WHEN MOM ISN’T THERE

Mother’s Day is all about mothers who are alive. But for motherless daughters like Hope Edelman, the holiday can be more pain than pleasure. She’s worked hard to change that for herself and others.

- By Dotson Rader Go to Parade.com/mother for more info on Motherless Daughters events and Hope Edelman’s mission.

When Hope Edelman was 17 years old, she lost her mother, who was 42, to breast cancer. Her grief was overwhelmi­ng and unrelentin­g, and for many years she looked everywhere for comfort and emotional healing to no avail. “I remember my first Mother’s Day without my mother. I was in high school and I pretended it didn’t happen,” she says.

Her mother’s death and the sorrow she felt haunted Edelman and forced her to break the silence about early parent loss. In 1994 she published Motherless Daughters: The Legacy of Loss, a groundbrea­king study of the unique effect that a mother’s death has on her daughters. The New York Times best-seller sold more than a million copies and changed how we think about grief. The book and its follow-up, Letters From Motherless Daughters: Words of Courage, Grief, and Healing, revealed how grief evolves as a daughter grows. “There is never a day when my mother is not important to me,” Edelman, 52, says. “She might not be living, but she’s still the woman who had more influence on me than anyone else.”

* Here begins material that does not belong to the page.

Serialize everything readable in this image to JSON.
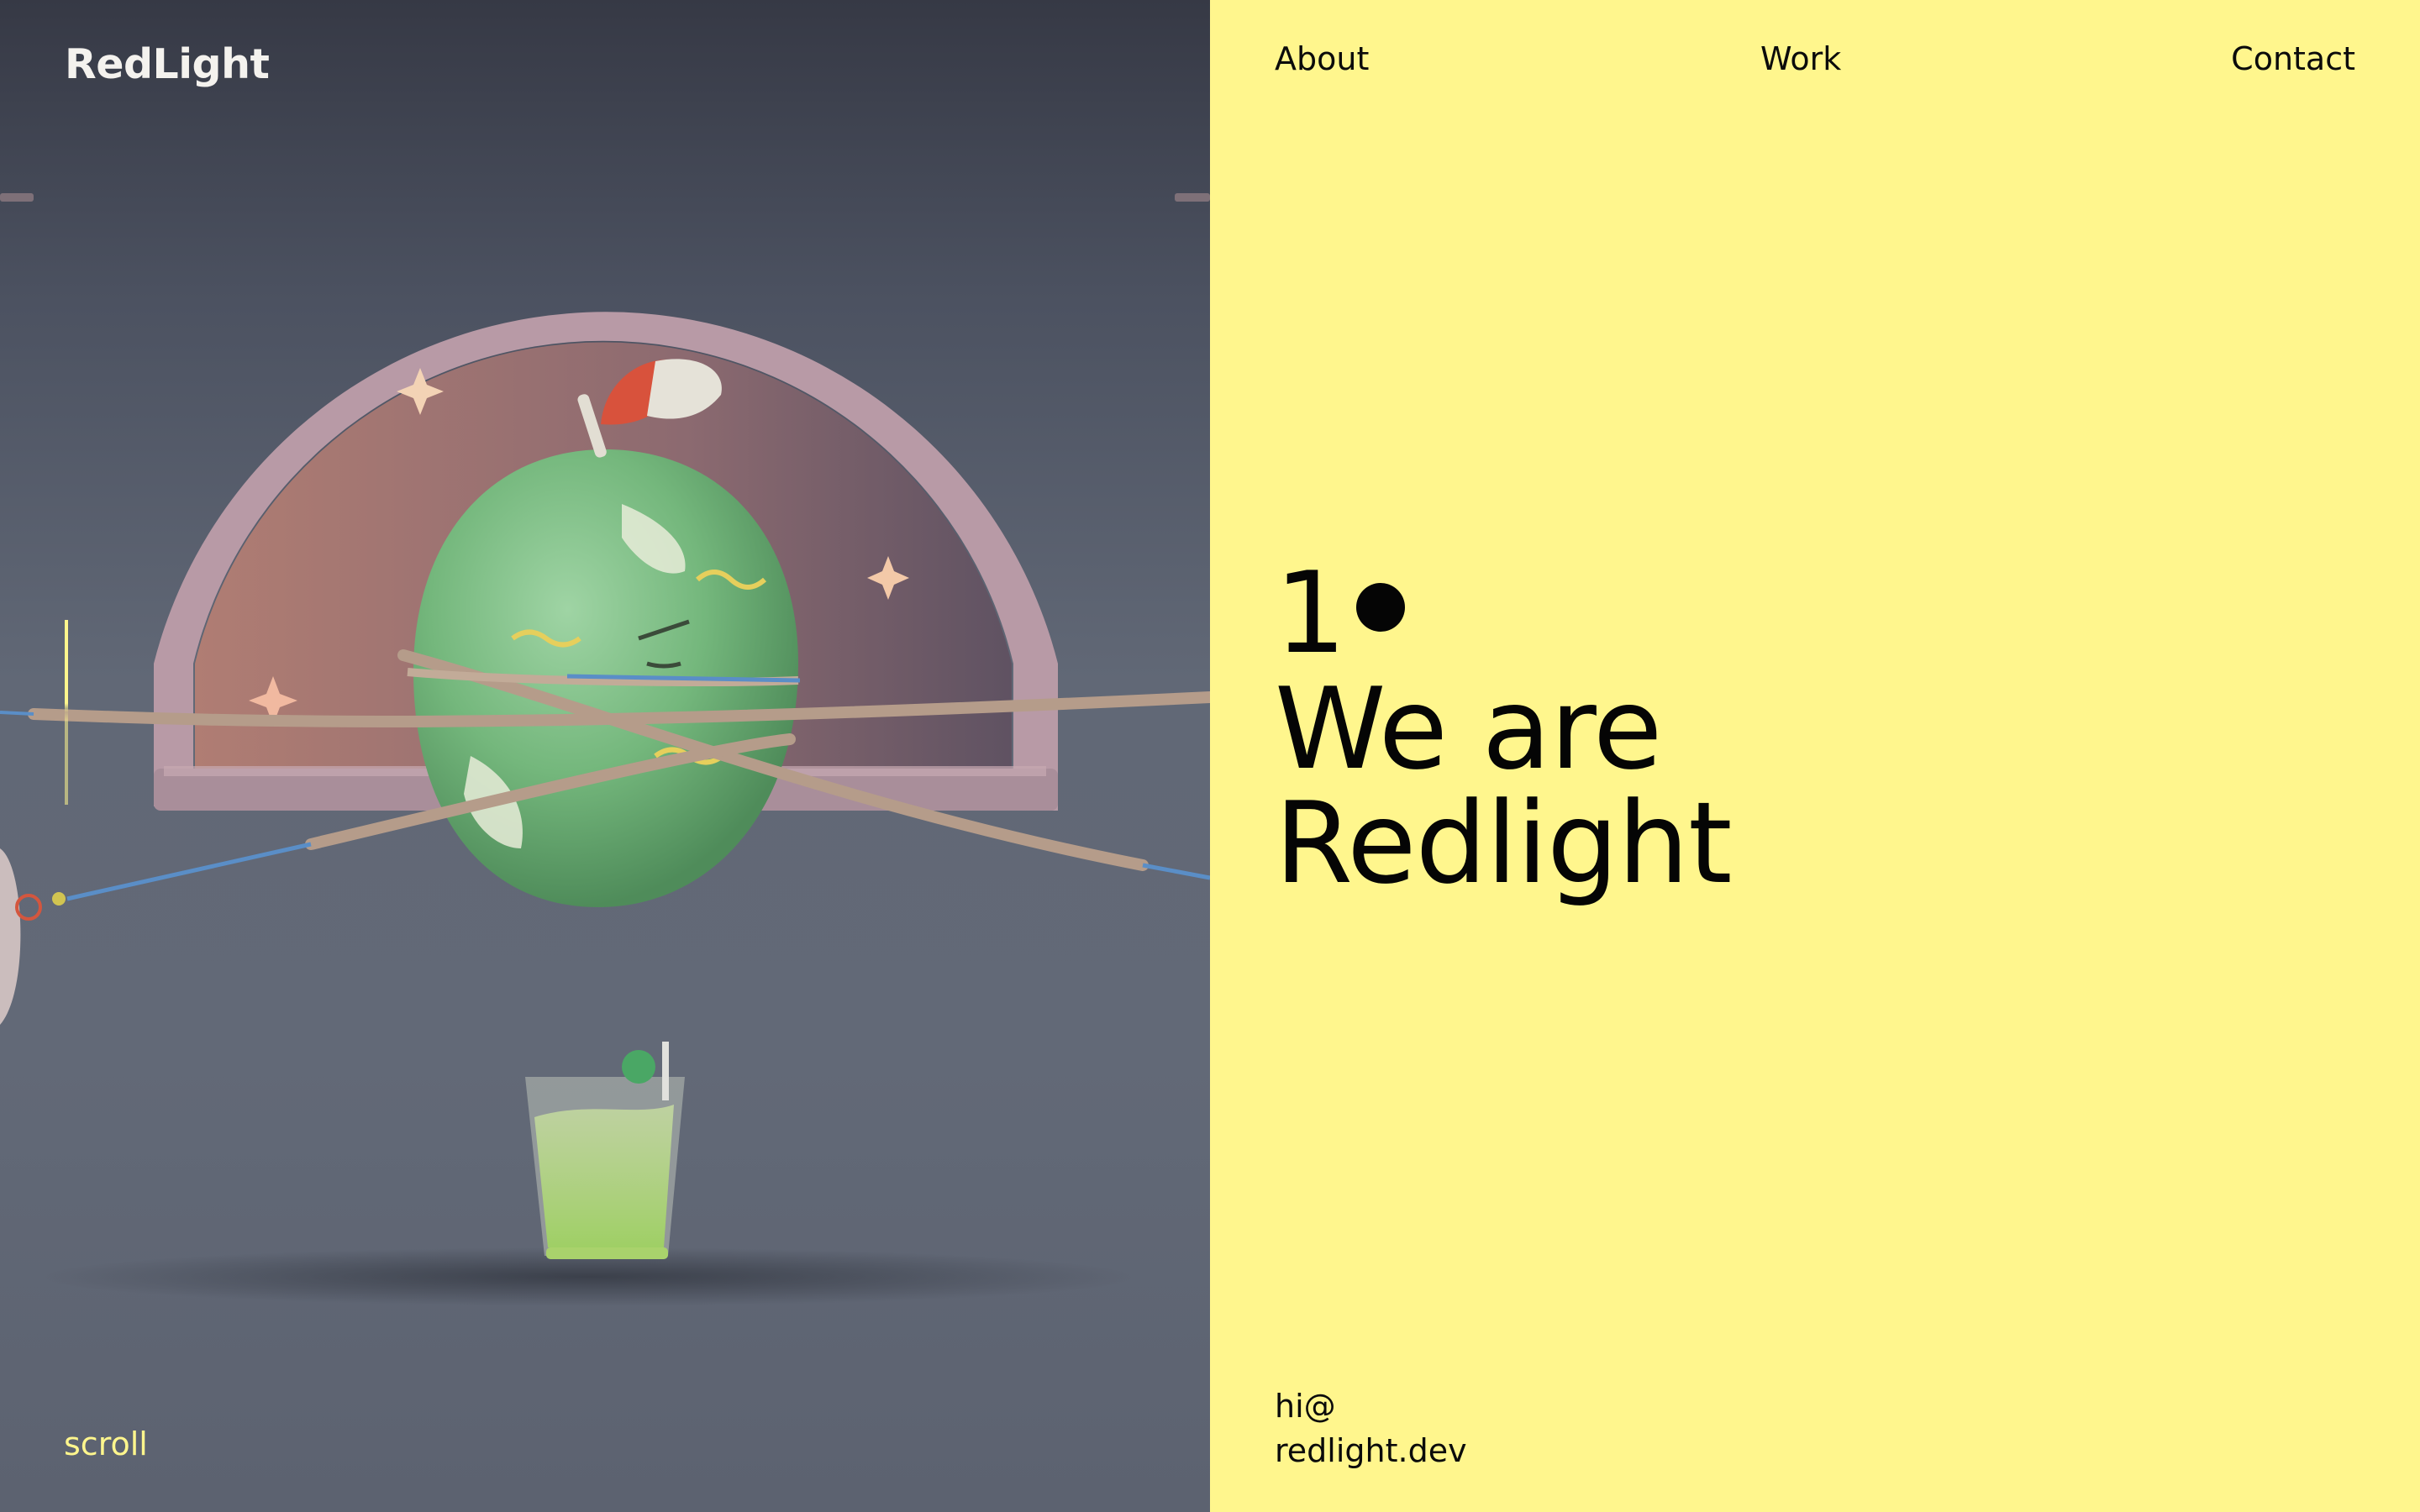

To honor mothers who are no longer alive, Edelman and a group of women in New York City decided in 1996 to hold a Motherless Daughters luncheon. Over the years, luncheons have been held in more than a dozen other cities, including Vancouver, Canada, and Melbourne, Australia. Motherless Daughters support groups—45 and counting—have sprung up across the country, and each year Edelman co-hosts healing retreats with author/therapist Claire Bidwell Smith. And through it all, she continues her own grieving and healing process.

“Two years ago my daughter Maya graduated high school, and my sister and I sat in the bleachers together and we cried because our mom never made it to any of our high school graduation­s,” Edelman recalls. “We were happy and grieving at the same time. Everyone else was cheering and laughing, and we sat there just weeping because we were so glad that we got my mother’s first grandchild to high school graduation and that we were there to see it, both of us older than our mother lived to be.”